# Cross-Validation

Splitting into just **train and test** may sometimes give an unreliable estimate. What if the test set happens to be too easy or too hard?

To solve this, we use **cross-validation**.

---
## 1. What is Cross-Validation?
- Cross-validation repeatedly splits the dataset into training and validation parts.
- The model is trained and tested multiple times.
- The results are averaged for a more reliable estimate.

---
## 2. K-Fold Cross-Validation
- The dataset is divided into **k parts (folds)**.
- Train on k-1 folds, validate on the remaining fold.
- Repeat for all folds.
- Final performance = average across folds.

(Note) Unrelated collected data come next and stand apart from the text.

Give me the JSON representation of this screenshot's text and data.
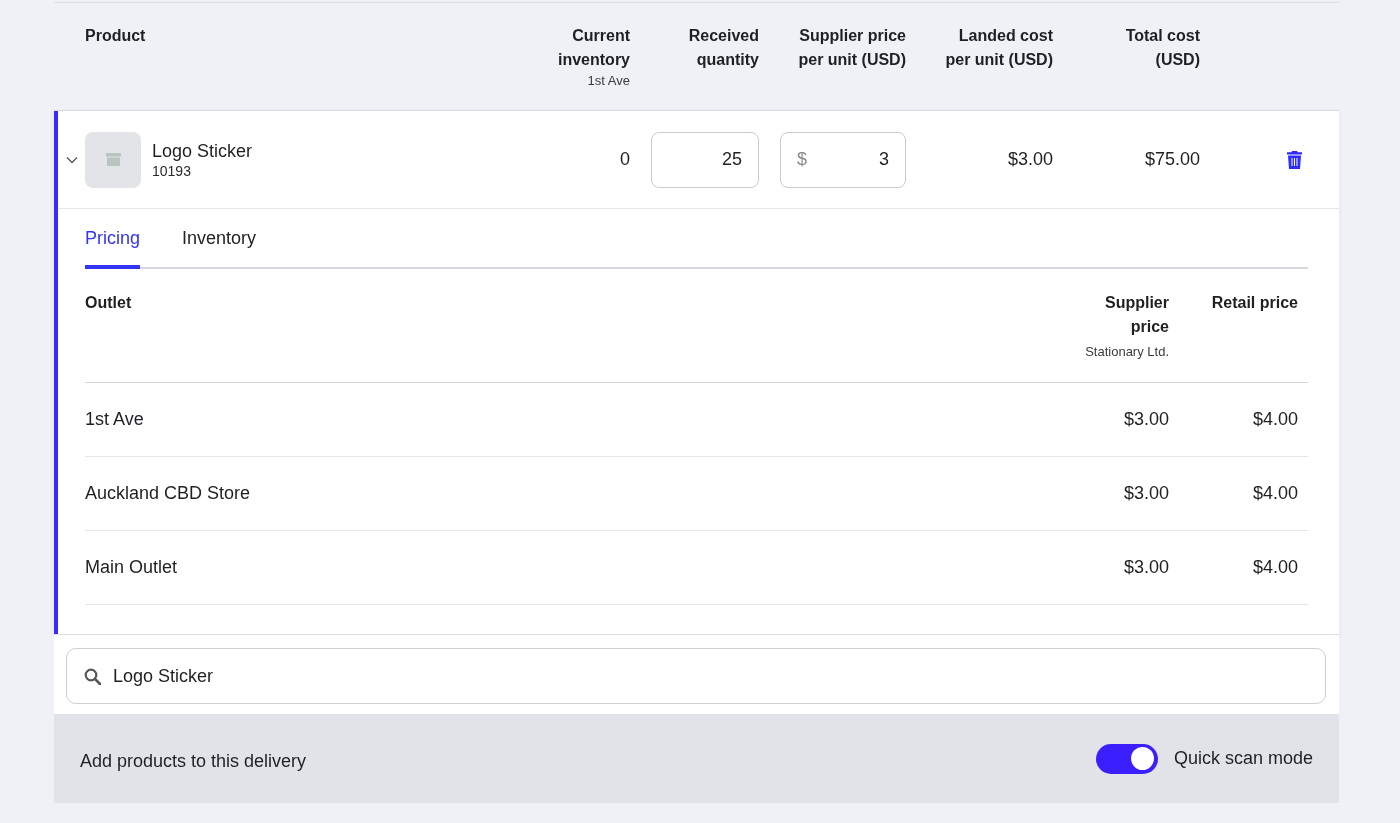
{
  "table": {
    "columns": [
      {
        "label": "Product"
      },
      {
        "label": "Current inventory",
        "sublabel": "1st Ave"
      },
      {
        "label": "Received quantity"
      },
      {
        "label": "Supplier price per unit (USD)"
      },
      {
        "label": "Landed cost per unit (USD)"
      },
      {
        "label": "Total cost (USD)"
      }
    ],
    "rows": [
      {
        "expanded": true,
        "name": "Logo Sticker",
        "sku": "10193",
        "current_inventory": "0",
        "received_quantity": "25",
        "supplier_price": {
          "prefix": "$",
          "value": "3"
        },
        "landed_cost": "$3.00",
        "total_cost": "$75.00",
        "details": {
          "tabs": [
            {
              "label": "Pricing",
              "selected": true
            },
            {
              "label": "Inventory",
              "selected": false
            }
          ],
          "columns": [
            {
              "label": "Outlet"
            },
            {
              "label": "Supplier price",
              "sublabel": "Stationary Ltd."
            },
            {
              "label": "Retail price"
            }
          ],
          "rows": [
            {
              "outlet": "1st Ave",
              "supplier_price": "$3.00",
              "retail_price": "$4.00"
            },
            {
              "outlet": "Auckland CBD Store",
              "supplier_price": "$3.00",
              "retail_price": "$4.00"
            },
            {
              "outlet": "Main Outlet",
              "supplier_price": "$3.00",
              "retail_price": "$4.00"
            }
          ]
        }
      }
    ]
  },
  "search": {
    "value": "Logo Sticker"
  },
  "footer": {
    "label": "Add products to this delivery",
    "quick_scan": {
      "label": "Quick scan mode",
      "on": true
    }
  }
}
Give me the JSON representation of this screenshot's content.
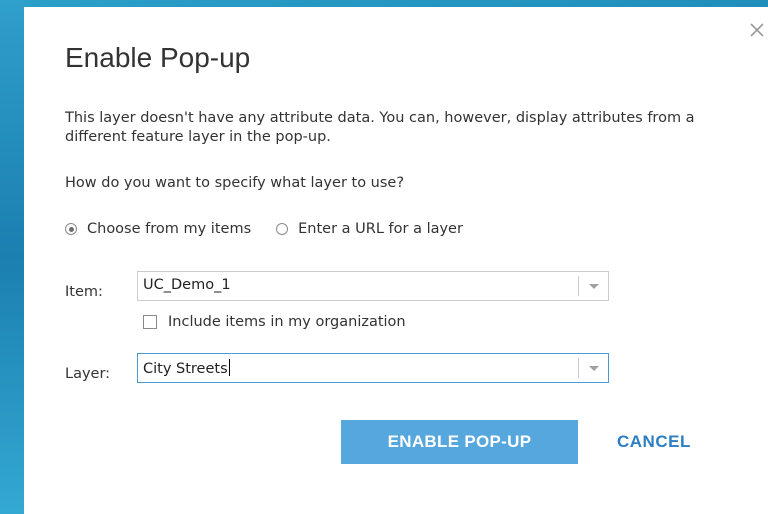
{
  "dialog": {
    "title": "Enable Pop-up",
    "close_icon": "close-icon",
    "description": "This layer doesn't have any attribute data. You can, however, display attributes from a different feature layer in the pop-up.",
    "question": "How do you want to specify what layer to use?",
    "source_options": [
      {
        "label": "Choose from my items",
        "checked": true
      },
      {
        "label": "Enter a URL for a layer",
        "checked": false
      }
    ],
    "item_field": {
      "label": "Item:",
      "value": "UC_Demo_1"
    },
    "include_org": {
      "label": "Include items in my organization",
      "checked": false
    },
    "layer_field": {
      "label": "Layer:",
      "value": "City Streets"
    },
    "buttons": {
      "enable": "ENABLE POP-UP",
      "cancel": "CANCEL"
    }
  },
  "colors": {
    "primary_button": "#56a7de",
    "link": "#2c7ec4",
    "background": "#1e89b8"
  }
}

Example: For 5-fold CV → 80% training, 20% validation (rotating).

---
## 3. Stratified K-Fold
- Ensures class proportions are maintained across folds.
- Useful for **classification problems** with imbalanced data.

---
## 4. Benefits of Cross-Validation
- More reliable performance estimation.
- Better use of limited data.
- Helps in **model selection and hyperparameter tuning**.

---
Next: We will explore **evaluation metrics** to measure model performance.

In [None]:
# Example: K-Fold Cross-Validation
from sklearn.datasets import load_iris
from sklearn.model_selection import cross_val_score, KFold
from sklearn.linear_model import LogisticRegression

# Load dataset
X, y = load_iris(return_X_y=True)

# Define model
model = LogisticRegression(max_iter=200)

# Apply 5-Fold Cross-Validation
kf = KFold(n_splits=5, shuffle=True, random_state=42)
scores = cross_val_score(model, X, y, cv=kf, scoring='accuracy')

print("Cross-validation scores:", scores)
print("Mean accuracy:", scores.mean())